I followed the instructions on John Marshall’s website here. Using glutinous Thai rice flour instead of the mochiko and oat flour instead of komon nuka in his recipe in a proportion of 3 to 2. I bought the calx and glycerine too, all easily available from a builder’s supplies and a chemist shop (drugstore) respectively. I found a steamer in a charity shop (Goodwill).

plug in steamer for making paste

2. The Stencil

The special Japanese paper for stencils is very expensive too and I can’t obtain it here so again experimented by using watercolour paper and varnishing with a matte paper varnish like Liquitex. I used 3 coats allowing to dry between each. Again further experiments to be made to avoid the use of acrylics. I used an ordinary craft knife to cut my designs.

Watercolour paper stencils

3. The Results

My simple paste resist was a bit sticky but it worked well enough to make a few prints.

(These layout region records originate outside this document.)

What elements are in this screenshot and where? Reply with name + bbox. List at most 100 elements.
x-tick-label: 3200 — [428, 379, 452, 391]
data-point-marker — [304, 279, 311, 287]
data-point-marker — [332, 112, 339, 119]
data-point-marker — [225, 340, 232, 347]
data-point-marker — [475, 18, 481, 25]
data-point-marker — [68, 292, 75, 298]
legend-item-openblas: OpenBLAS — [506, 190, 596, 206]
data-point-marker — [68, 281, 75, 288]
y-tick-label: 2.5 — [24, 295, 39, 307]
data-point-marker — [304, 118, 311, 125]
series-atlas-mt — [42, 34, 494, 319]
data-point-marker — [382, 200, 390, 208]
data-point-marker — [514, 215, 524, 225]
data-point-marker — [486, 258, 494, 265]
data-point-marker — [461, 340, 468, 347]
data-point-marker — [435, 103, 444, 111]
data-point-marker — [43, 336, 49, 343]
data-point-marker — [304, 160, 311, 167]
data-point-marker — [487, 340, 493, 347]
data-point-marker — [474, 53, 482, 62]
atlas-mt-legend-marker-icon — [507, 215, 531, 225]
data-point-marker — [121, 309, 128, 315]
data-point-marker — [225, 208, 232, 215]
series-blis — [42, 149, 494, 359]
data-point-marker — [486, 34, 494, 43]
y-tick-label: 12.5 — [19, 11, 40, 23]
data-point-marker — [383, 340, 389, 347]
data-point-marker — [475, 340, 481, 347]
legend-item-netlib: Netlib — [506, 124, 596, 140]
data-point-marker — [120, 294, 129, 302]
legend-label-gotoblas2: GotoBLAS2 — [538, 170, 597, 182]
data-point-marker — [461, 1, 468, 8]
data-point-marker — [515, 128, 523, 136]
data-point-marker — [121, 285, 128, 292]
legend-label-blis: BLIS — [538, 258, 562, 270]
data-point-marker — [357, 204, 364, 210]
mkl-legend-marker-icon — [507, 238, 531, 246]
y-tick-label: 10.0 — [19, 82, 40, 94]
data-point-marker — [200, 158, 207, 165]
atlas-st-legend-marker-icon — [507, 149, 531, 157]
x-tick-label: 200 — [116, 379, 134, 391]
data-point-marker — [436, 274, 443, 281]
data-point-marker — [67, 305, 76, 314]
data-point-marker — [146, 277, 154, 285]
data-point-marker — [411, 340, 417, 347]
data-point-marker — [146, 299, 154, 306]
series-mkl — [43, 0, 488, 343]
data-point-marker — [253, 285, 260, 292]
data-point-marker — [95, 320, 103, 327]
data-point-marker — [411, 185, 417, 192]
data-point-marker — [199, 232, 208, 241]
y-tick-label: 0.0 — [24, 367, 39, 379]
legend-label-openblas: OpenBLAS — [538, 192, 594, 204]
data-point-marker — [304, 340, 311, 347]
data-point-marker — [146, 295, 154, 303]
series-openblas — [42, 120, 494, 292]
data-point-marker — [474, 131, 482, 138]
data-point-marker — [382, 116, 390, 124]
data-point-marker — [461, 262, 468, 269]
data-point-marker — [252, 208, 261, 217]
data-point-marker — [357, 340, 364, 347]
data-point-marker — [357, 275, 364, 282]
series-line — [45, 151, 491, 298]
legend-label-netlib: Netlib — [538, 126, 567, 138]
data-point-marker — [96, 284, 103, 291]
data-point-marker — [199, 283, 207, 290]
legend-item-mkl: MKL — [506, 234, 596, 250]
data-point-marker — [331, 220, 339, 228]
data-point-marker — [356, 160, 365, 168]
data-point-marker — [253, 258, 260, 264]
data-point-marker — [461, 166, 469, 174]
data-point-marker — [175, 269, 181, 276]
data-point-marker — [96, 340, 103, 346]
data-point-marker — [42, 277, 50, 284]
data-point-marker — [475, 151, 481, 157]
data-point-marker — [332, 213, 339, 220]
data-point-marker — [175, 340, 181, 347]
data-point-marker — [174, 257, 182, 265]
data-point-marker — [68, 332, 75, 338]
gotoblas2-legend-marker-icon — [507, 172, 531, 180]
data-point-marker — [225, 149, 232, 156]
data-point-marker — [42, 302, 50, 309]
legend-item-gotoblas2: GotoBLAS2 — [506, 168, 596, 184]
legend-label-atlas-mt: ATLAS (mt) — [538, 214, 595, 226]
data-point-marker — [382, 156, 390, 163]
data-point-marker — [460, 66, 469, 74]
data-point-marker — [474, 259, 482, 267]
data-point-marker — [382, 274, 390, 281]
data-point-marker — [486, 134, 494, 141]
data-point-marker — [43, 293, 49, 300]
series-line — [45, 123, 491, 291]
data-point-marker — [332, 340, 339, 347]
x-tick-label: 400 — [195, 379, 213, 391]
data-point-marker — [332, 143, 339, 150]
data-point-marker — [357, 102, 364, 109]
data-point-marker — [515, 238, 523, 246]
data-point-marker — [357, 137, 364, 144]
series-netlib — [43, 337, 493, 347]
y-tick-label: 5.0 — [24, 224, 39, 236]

I played with a simple flower design and a bunch of grasses to see how it would all work out. Above shows the paste applied to the fabric and then left to dry for a few hours before dipping in indigo.

My simple paste resist was not entirely successful, the mix was a bit wet and the paste fermented after only a week but I know what mix I will try next, it needs to be a little dryer. I will update you when I have played further and found a better mix of ingredients.